Premier footballeur ivoirien à avoir évolué à l’étranger, l’attaquant Laurent Pokou a marqué le football africain par ses prestations exceptionnelles avec les Eléphants. Retour sur la carrière de ce buteur légendaire, longtemps meilleur buteur de la CAN.


Laurent Pokou fait ses débuts dans le football à l’âge de 15 ans. Né le 8 octobre 1947 à Abidjan, il remporte plusieurs titres de champion et quelques Coupes nationales avec le club phare du pays, l’ASEC Mimosas. Après cette grosse moisson de trophées acquis en Côte d’Ivoire, il décide de tenter l’expérience à l’étranger. L’attaquant choisit comme destination la France, pour jouer à Rennes, malgré les sollicitations d’autres formations au nom plus ronflant. Mais c’est avec la Côte d’Ivoire qu’il va inscrit les plus belles pages de sa carrière.
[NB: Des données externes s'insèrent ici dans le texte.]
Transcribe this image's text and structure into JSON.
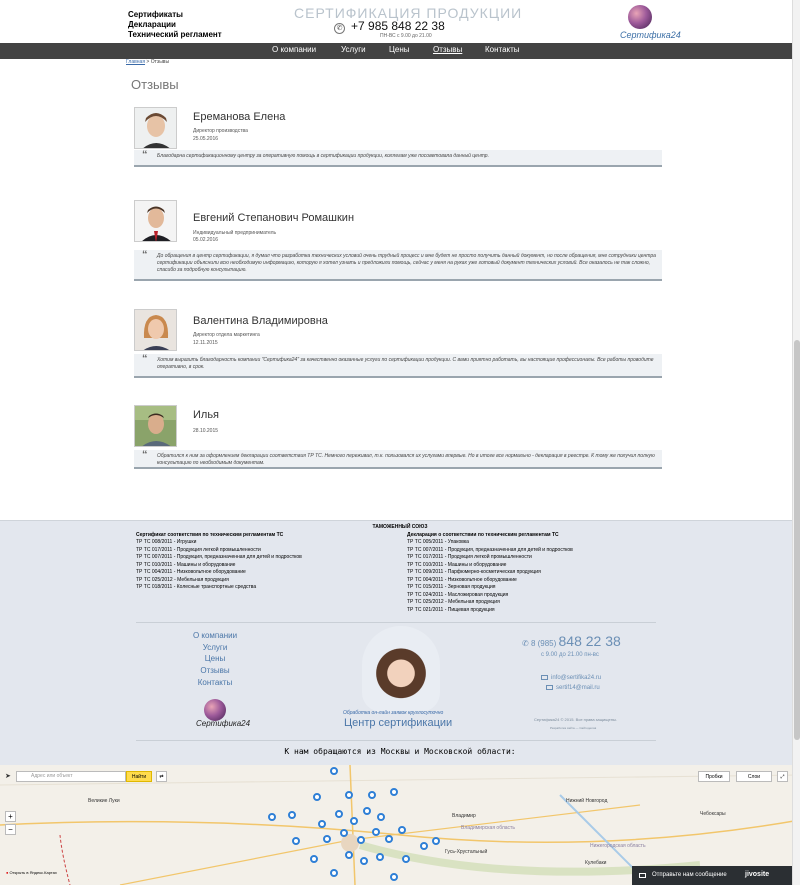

Meilleur buteur de la Coupe d’Afrique des Nations avec 14 réalisations jusqu’en 2008, Laurent Pokou perd ce titre au détriment du Camerounais Samuel Eto’o. Le joueur ivoirien a été un serial buteur redoutable avec sa sélection. Il a aligné les records et les titres individuels avec son pays. Dans les différents éditions de la CAN, notamment celles de 1968 et 1970, Pokou va inscrire six et huit buts. En deux ans, il a réussi à marquer 14 buts alors que son successeur camerounais a dû participer à deux CAN de plus pour battre ce record. C’est vous dire l’exploit qu’a réalisé Laurent Pokou dans ses années glorieuses.

Un grand buteur

De la carrière de ce buteur aussi efficace que méconnu, on retiendra cette performance incroyable avec ses 5 buts inscrits face à l’Ethiopie lors de la phase de poules 1966. Cette prestation lui permet d’obtenir le record du plus grand nombre de buts inscrits par un joueur dans une rencontre dans cette compétition. Il rentre dans un cercle très fermé de joueurs ayant été meilleur buteur de la compétition sur deux CAN consécutives. A travers ses prouesses avec la Côte d’ivoire, il s’est construit une réputation de renommée internationale et on lui a octroyé un surnom « l’homme d’Asmara » (ancienne ville de l’Ethiopie qui désormais la capitale de l’Erythrée où Pokou a réalisé son exploit, NDLR) suite à ses exceptionnelles prestations dans cette édition de 1966. Le joueur a malheureusement étalé son talent avec sa sélection sans pour autant remporter une CAN.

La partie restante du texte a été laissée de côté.